Geomechanical Considerations for Hydro Energy Storage in Fractured Wells

Abstract

Abstract Fractured wells present an innovative opportunity for storing excess renewable energy during periods of low demand by leveraging the elastic deformation of subsurface formations and the lifting of overburden to store and discharge water within hydraulic fractures. The efficiency of these Geomechanical Pumped Storage (GPS) systems heavily relies on the hydraulic connectivity between the wellbore and fractures. This study aims to model various well and fracture configurations to identify optimal designs for enhancing hydro energy storage in fractured wells. We constructed mechanical earth models for both vertical and horizontal wellbores. Injection, shut-in, and production cycles were simulated for varying well/fracture layouts under diverse geological conditions. The presented coupled approach explicitly models fluid flow and rock deformation interactions.
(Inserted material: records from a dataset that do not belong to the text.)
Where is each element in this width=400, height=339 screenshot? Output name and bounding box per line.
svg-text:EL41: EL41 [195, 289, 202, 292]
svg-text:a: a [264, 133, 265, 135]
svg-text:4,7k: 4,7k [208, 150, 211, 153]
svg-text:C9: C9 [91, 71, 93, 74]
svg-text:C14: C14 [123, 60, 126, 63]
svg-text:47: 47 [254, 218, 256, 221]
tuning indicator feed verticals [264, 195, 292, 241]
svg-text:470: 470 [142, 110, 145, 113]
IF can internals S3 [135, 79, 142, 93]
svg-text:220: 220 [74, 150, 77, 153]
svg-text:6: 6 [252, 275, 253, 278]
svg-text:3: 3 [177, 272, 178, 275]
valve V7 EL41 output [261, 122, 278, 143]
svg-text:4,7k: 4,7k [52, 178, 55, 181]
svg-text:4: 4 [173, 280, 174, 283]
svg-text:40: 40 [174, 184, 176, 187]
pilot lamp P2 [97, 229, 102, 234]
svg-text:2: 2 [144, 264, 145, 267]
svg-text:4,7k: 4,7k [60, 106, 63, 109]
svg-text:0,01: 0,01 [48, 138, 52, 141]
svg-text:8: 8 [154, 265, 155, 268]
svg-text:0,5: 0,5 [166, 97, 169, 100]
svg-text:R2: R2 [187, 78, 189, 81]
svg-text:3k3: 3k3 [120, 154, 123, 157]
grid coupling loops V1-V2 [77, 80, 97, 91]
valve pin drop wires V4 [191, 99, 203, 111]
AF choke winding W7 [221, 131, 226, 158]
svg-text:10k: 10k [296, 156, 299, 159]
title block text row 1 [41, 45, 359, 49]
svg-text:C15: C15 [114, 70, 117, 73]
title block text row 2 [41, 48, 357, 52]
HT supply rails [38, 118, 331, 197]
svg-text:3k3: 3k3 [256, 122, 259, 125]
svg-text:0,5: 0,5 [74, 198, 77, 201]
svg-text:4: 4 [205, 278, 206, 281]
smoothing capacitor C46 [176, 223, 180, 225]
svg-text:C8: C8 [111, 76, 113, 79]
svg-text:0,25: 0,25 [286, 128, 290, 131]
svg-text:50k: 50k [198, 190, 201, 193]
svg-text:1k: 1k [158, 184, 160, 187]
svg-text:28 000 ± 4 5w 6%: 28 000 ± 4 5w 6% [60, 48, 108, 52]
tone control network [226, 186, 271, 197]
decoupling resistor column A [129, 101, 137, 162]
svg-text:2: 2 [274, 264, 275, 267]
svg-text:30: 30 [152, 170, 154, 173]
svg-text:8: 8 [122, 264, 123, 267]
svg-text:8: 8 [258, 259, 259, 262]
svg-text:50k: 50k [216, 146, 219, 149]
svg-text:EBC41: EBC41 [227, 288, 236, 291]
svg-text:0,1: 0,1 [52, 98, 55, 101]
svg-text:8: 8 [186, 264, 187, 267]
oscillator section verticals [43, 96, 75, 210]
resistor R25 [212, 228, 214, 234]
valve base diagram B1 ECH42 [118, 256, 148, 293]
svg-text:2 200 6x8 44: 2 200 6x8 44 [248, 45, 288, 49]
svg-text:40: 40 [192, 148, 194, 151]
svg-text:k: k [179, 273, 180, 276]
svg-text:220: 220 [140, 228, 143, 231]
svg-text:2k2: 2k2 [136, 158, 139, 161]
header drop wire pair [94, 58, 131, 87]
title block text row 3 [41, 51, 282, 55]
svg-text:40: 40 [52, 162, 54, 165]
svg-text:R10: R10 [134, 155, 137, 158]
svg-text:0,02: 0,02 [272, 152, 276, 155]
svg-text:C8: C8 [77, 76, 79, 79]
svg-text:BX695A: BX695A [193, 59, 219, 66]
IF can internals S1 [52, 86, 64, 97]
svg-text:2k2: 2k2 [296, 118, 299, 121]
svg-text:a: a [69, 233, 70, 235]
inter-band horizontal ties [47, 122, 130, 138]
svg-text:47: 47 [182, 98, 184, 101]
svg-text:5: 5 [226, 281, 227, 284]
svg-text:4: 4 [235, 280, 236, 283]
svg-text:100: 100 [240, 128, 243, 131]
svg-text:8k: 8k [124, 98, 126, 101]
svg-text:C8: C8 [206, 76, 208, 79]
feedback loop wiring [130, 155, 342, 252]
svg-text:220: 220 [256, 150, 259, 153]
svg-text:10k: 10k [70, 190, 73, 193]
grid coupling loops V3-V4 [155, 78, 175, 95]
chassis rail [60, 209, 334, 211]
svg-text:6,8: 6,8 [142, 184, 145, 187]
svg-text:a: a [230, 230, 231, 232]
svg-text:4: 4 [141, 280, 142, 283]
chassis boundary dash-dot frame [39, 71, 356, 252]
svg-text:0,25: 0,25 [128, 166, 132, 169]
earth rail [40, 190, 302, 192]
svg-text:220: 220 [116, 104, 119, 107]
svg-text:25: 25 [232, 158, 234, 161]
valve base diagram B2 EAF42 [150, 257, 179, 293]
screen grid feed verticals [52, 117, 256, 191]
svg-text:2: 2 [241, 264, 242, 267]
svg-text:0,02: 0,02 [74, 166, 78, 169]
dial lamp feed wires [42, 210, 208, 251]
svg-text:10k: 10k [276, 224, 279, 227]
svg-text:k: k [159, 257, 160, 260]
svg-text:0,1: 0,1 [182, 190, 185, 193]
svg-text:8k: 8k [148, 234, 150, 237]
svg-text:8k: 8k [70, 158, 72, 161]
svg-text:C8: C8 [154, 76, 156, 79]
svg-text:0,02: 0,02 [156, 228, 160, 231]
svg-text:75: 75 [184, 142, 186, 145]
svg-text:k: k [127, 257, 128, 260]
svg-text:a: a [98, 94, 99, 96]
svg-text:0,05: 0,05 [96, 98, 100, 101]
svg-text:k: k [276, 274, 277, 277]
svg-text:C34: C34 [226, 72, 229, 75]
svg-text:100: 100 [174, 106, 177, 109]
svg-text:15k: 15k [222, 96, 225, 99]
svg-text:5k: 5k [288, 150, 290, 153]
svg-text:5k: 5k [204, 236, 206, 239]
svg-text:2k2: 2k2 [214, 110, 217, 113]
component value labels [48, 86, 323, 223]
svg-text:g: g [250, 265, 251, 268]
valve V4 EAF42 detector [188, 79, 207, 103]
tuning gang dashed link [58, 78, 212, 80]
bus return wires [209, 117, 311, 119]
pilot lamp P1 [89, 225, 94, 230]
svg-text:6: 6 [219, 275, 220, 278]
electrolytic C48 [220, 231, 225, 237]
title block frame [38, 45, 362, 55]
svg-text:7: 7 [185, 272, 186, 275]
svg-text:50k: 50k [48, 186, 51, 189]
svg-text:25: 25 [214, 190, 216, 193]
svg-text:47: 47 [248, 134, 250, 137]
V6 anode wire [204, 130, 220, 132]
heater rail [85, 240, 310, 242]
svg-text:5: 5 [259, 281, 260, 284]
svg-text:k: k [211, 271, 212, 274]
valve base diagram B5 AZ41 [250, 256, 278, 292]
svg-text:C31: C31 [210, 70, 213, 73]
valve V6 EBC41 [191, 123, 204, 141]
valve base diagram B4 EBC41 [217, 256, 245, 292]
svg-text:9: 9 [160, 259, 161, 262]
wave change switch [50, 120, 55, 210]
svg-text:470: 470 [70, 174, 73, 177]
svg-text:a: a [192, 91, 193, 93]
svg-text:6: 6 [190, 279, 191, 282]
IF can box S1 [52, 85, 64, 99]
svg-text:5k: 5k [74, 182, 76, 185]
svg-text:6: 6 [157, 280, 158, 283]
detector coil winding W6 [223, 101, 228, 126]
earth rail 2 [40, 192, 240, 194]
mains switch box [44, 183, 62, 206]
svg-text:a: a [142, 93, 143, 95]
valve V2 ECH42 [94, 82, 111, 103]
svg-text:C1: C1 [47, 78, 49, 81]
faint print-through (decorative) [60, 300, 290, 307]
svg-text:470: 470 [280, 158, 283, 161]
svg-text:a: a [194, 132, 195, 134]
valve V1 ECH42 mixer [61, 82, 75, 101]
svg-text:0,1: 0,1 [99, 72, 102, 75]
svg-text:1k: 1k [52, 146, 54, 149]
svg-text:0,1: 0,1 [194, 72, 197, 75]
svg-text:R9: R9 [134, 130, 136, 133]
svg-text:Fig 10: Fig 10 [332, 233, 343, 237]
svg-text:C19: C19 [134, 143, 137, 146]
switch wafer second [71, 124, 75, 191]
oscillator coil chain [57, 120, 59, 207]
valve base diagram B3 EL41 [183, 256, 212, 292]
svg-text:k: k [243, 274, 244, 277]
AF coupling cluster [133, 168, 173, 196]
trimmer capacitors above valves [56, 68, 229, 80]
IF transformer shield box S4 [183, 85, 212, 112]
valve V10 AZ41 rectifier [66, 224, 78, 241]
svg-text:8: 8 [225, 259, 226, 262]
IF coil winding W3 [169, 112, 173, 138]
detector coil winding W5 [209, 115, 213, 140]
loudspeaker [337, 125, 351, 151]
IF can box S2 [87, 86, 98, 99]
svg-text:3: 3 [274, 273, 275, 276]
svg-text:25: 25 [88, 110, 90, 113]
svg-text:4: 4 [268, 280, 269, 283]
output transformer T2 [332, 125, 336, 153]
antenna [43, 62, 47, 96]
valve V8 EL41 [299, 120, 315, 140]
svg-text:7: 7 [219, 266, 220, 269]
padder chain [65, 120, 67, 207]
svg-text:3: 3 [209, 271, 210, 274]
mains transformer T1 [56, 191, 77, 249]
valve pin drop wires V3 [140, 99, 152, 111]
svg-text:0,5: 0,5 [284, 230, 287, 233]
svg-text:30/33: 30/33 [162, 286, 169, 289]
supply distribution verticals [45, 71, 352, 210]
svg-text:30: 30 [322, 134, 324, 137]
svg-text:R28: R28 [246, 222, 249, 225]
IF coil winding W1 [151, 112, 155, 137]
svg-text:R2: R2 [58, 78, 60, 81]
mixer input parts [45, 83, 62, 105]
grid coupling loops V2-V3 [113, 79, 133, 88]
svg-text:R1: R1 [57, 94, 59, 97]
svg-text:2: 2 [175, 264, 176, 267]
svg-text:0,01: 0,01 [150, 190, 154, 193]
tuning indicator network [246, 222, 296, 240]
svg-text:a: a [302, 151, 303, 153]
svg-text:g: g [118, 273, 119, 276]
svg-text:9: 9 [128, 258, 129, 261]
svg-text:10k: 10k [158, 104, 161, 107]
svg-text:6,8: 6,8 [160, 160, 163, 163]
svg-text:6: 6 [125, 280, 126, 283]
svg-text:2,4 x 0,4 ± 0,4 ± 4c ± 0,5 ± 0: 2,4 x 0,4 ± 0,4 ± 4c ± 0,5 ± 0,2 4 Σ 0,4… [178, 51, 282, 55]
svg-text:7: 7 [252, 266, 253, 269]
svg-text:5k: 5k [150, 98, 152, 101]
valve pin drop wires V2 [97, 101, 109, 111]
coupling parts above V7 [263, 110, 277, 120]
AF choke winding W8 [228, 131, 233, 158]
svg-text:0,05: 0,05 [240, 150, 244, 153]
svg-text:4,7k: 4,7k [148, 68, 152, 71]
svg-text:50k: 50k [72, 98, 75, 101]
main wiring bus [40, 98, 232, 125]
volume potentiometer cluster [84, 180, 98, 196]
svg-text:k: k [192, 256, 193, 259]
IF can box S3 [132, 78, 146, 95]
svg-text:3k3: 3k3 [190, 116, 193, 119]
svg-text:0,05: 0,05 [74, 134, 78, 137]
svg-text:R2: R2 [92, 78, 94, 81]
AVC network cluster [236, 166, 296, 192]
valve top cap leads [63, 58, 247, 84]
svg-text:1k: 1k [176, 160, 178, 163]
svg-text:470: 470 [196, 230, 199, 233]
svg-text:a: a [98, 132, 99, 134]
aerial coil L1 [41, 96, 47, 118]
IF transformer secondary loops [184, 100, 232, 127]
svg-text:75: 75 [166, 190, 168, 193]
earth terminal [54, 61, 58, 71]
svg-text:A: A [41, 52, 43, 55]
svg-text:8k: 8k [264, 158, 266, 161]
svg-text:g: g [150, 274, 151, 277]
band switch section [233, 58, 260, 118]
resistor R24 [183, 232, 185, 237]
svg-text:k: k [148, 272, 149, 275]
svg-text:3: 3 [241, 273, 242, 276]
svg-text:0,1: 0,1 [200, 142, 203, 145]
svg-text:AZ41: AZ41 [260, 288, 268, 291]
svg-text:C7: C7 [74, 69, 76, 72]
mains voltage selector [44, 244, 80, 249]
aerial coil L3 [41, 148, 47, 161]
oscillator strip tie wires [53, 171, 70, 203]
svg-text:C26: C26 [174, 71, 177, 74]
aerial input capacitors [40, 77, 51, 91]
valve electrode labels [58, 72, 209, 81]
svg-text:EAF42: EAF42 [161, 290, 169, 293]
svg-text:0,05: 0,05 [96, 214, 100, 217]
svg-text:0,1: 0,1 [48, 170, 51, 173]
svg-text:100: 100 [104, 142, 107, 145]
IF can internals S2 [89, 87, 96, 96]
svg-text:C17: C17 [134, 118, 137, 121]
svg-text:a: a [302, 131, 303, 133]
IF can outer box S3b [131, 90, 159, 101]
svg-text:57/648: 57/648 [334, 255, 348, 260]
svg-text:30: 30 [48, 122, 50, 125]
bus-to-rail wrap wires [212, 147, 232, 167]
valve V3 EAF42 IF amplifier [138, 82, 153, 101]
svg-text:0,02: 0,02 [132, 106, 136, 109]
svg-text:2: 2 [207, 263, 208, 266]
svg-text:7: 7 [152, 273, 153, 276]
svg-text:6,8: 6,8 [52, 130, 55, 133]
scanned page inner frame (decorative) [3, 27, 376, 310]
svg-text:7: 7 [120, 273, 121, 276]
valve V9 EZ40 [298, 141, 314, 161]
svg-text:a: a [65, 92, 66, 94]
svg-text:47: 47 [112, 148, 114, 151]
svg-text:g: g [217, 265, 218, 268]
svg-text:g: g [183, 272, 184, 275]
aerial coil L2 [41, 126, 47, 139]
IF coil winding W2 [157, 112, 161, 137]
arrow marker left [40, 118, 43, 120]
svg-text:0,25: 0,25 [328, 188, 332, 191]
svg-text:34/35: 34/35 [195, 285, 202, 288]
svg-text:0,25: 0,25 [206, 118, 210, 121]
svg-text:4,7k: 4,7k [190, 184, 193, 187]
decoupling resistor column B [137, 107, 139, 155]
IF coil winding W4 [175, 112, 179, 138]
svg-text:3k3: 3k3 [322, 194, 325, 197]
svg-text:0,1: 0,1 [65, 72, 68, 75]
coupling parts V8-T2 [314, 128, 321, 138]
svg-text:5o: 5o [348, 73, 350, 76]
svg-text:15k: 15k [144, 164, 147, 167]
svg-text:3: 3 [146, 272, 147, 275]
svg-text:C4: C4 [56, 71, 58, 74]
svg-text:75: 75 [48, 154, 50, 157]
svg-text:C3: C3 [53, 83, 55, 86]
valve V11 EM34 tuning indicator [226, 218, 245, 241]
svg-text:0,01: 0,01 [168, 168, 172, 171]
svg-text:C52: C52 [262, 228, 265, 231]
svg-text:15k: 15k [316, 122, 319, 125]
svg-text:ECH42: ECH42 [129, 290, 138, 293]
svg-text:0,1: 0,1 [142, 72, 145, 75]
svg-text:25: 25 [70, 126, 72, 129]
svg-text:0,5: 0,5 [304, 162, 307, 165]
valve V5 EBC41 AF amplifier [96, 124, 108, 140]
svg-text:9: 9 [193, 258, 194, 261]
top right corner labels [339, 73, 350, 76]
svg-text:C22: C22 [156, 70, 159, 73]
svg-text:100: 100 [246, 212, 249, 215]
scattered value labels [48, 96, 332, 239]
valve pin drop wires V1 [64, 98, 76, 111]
In addition, we performed comprehensive sensitivity analyses to evaluate the impact of key parameters including formation permeability, fracture conductivity, fracture geometry, and leakoff coefficient on system performance. Based on this, we determined optimal designs to exploit stored elastic energy and subsurface formation lift by calculating net power output and the associated system efficiency. Simulation results indicate significant GPS performance variations based on wellbore/fracture orientations. Fracture geometry proved critical in determining net power output. Moreover, horizontal wellbores showed higher efficiency due to the larger accessed reservoir volume compared to vertical wellbores. Understanding geomechanical factors during injection/production cycles is crucial for assessing subsurface formations' potential as effective energy storage/release mediums.